PROPORTIONAL REPRESENTATION BY THE FREE VOTE.

DELIVERED BEFORE THE SOCIAL SCIENCE ASSOCIATION, PHILADELPHIA,

TUESDAY EVENING, OCT. 25, 1870.

Gentlemen of the Association :-I desire my remarks to-night to be understood as made in continuation of what was said and written by me on former occasions on the subject of Electoral Reform. In a speech in this city on the 19th of November, 1867, in a speech in the Senate on the 11th of July of the same year, and in a report from the Senate Committee on representative reform, 2d of March, 1869, I discussed the Free Vote in its proposed application to Federal Elections and stated the general arguments in favor of its adoption. I do not propose to go over again the ground covered by those speeches and by that report, but to present additional views, the product of further reflection upon this question of reform, and to mention the steps which have been taken in this State and in other States, looking toward the submitting of the plan of reformed voting to practice.

THE FREE VOTE.

The Free Vote may be applied to elections whenever two or more persons are to be chosen together to the same office for the same term of service, and it consists in allowing the voter to distribute his votes among candidates as he shall think fit, or to concentrate them upon one. It is here assumed that the voter shall have the same number of votes as the number of persons to be chosen, and that the candidates highest in vote shall be declared elected.

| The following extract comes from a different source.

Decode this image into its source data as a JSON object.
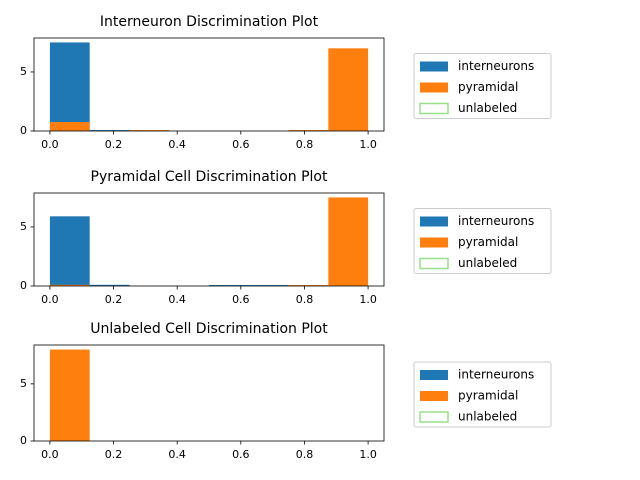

ITS EFFECT ON SINGLE ELECTIONS.

It will be observed that the free vote is inapplicable to the election of a single person; it can be applied only where two or more are to be chosen. But it will be a great mistake to assume that it will have no effect upon single elections because it cannot be applied to them in form and directly. Due reflection and a careful examination of the subject will convince any intelligent man-any man well acquainted with the practical workings of our political system—that while its direct operation must be confined to plural elections its indirect effects upon single ones will be very great, and very salutary also, whenever it shall come to be established. For the advocates of the new plan assert with confidence and upon fair grounds of reason, that it will secure absolutely to political parties their just representation in all ordinary cases of Presidential, Congressional, Legislative and other elections to which it shall be applied, and will therefore greatly weaken the tendency toward violent and corrupt party action in the elections to which it shall not apply.